Do not be anxious about anything. (Phil 4:6)
I know another man who did lose his job. His company laid off the non-essential employees, which stung by itself. Then he spent a year searching for a job in his field before branching out to other job possibilities. He spent many nights hunkered over his desk trying to balance a checkbook and battle the looming depression.
Rejoice in the Lord always. (Phil 4:4)
I know a woman who knowingly delivered a dying baby girl and then, in the complications of the birth, also lost any chance to ever bear another child. Her grief was magnified by the double loss.
Let your gentleness be evident to all. The Lord is near. (Phil 4:5)
Sometimes these words in Philippians seem like empty platitudes. Surely Paul wrote those words from some cushy place as an honored high official in the early church. What did he know about pain and worry?
For starters, Paul wrote those words while sitting in a Roman prison. I don’t imagine they had air conditioning and indoor plumbing in the first century. Paul recounts his adventures in his letters. He was stoned, flogged, arrested, shipwrecked, left for dead, mocked, threatened with death.

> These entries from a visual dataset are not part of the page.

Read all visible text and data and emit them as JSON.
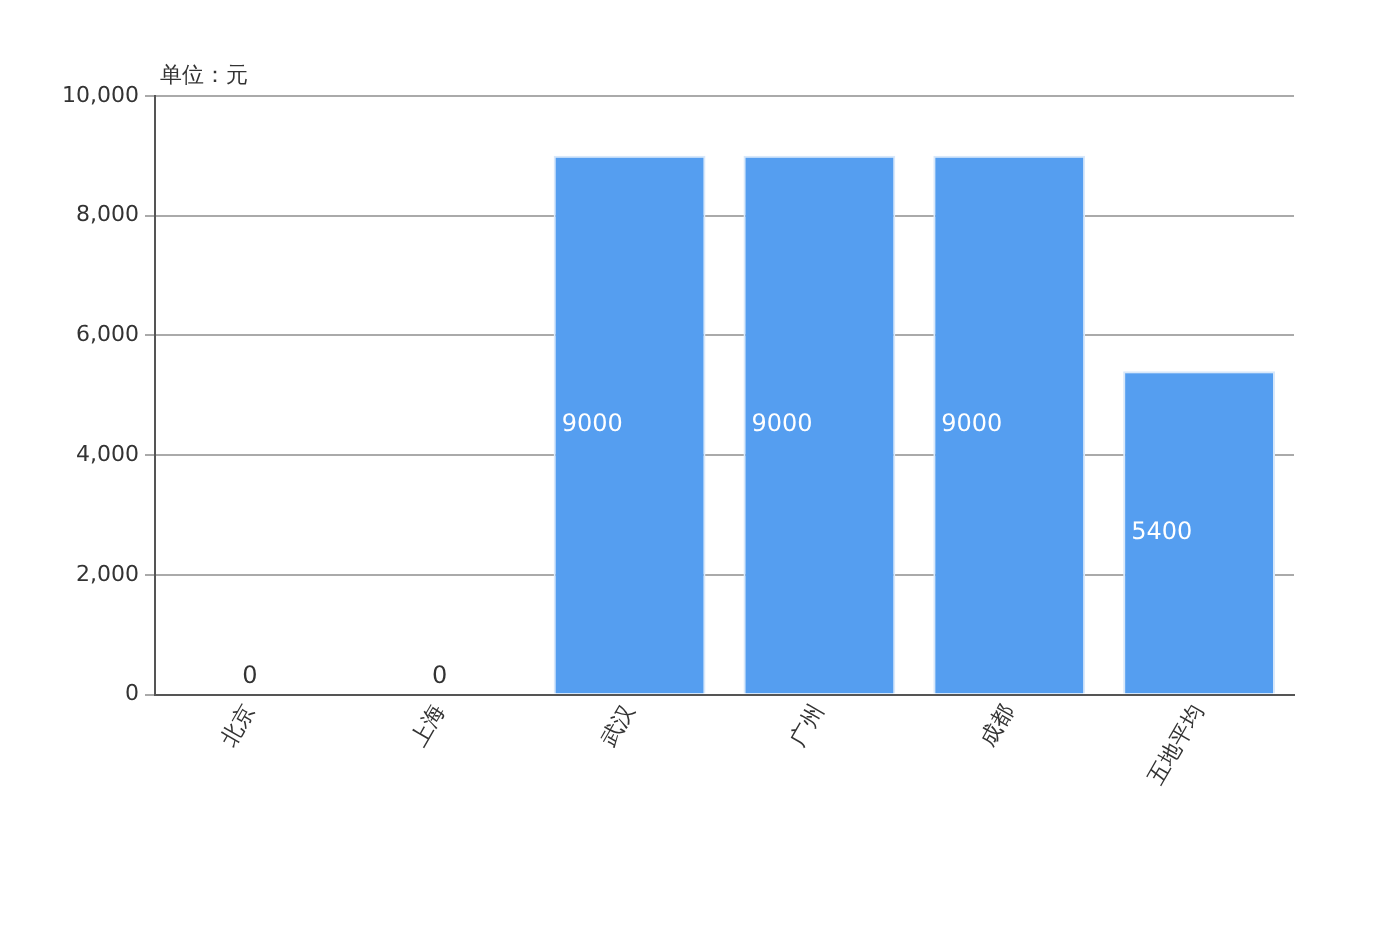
{
  "chart_data": {
    "type": "bar",
    "ylabel": "单位：元",
    "categories": [
      "北京",
      "上海",
      "武汉",
      "广州",
      "成都",
      "五地平均"
    ],
    "series": [
      {
        "color": "#559ef0",
        "values": [
          0,
          0,
          9000,
          9000,
          9000,
          5400
        ]
      }
    ],
    "ylim": [
      0,
      10000
    ],
    "yticks": [
      {
        "value": 0,
        "label": "0"
      },
      {
        "value": 2000,
        "label": "2,000"
      },
      {
        "value": 4000,
        "label": "4,000"
      },
      {
        "value": 6000,
        "label": "6,000"
      },
      {
        "value": 8000,
        "label": "8,000"
      },
      {
        "value": 10000,
        "label": "10,000"
      }
    ],
    "grid": "y",
    "data_labels": true
  }
}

We do not want you to be uninformed, brothers, about the hardships we suffered in the province of Asia. We were under great pressure, far beyond our ability to endure, so that we despaired even of life. (2 Cor 1:8)
Imagine the loneliness of the jail cell, abandoned by most of your friends. Imagine the fear of wearing chains on a storm-battered ship. Imagine the pain of a flogging, the agony of friends hating your very words.

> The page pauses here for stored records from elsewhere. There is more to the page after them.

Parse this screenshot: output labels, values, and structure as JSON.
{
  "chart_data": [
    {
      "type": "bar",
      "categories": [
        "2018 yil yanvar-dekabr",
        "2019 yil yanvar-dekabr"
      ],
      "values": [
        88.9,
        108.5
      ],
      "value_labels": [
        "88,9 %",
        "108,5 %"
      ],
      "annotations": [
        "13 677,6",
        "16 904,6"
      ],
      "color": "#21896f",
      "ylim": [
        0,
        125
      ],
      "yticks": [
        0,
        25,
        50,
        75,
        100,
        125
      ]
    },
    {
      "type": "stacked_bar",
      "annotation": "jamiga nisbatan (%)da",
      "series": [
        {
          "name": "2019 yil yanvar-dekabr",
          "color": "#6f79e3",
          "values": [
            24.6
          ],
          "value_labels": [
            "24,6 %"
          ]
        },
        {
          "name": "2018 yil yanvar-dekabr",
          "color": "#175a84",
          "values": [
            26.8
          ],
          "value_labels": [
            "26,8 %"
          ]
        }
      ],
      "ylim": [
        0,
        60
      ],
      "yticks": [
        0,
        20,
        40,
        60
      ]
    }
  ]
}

Indeed, in our hearts we felt the sentence of death. (2Cor 1:9)
Paul’s words of encouragement didn’t come from the ivory tower. He knew danger and grief and fear.

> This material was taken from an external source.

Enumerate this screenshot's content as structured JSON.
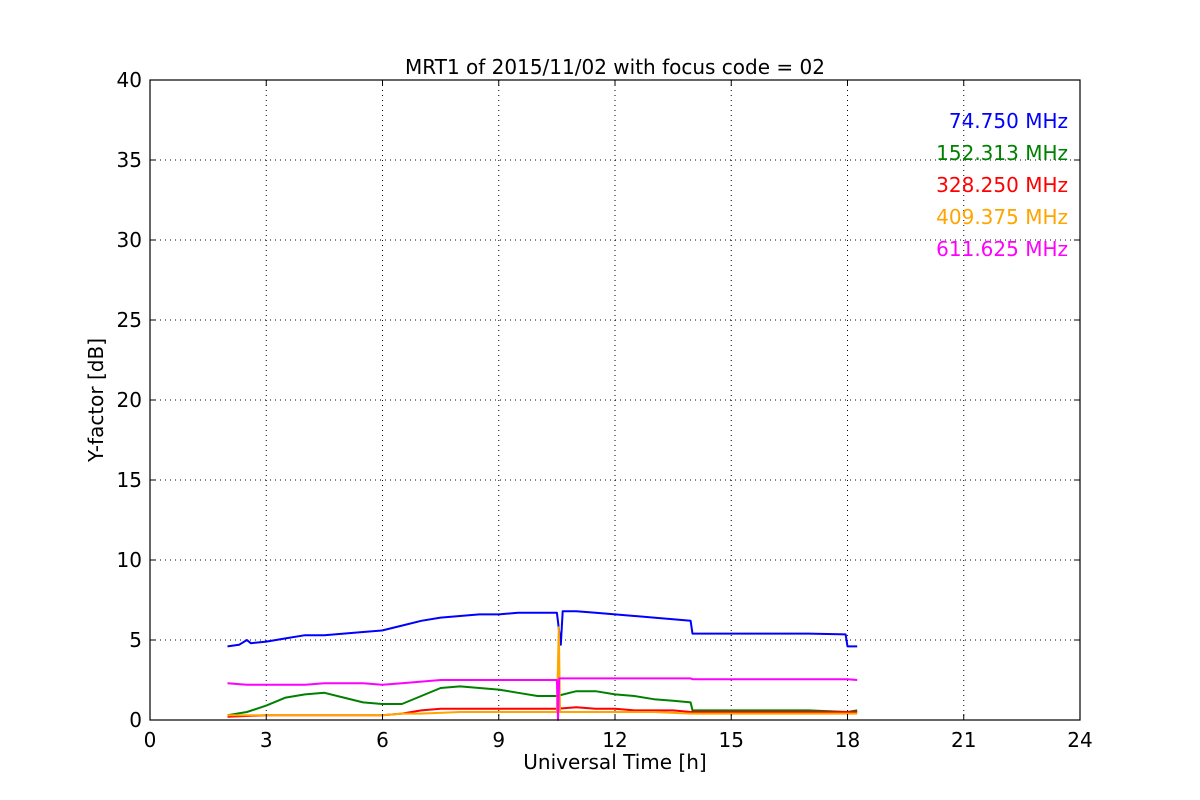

I am in chains for Christ. (Phil 1:13)
Notice his focus. It was not on himself but on Jesus. He feared nothing. He even understood the reason for his difficulties.
But this happened that we might not rely on ourselves but on God, who raises the dead. (2 Cor. 1:9)
The agonies of this life will either drive us to our own resources or drive us to God’s resources. Difficulties reveal where we have made our stand. Challenges show what we rely on.
"Worrying means we do not believe that God can look after the practical details of our lives, and it is never anything but those details that worry us. Have you ever noticed what Jesus said would choke the Word He puts in us? "The cares of this world" …We say, "I will not trust when I cannot see"— and that is where unbelief begins."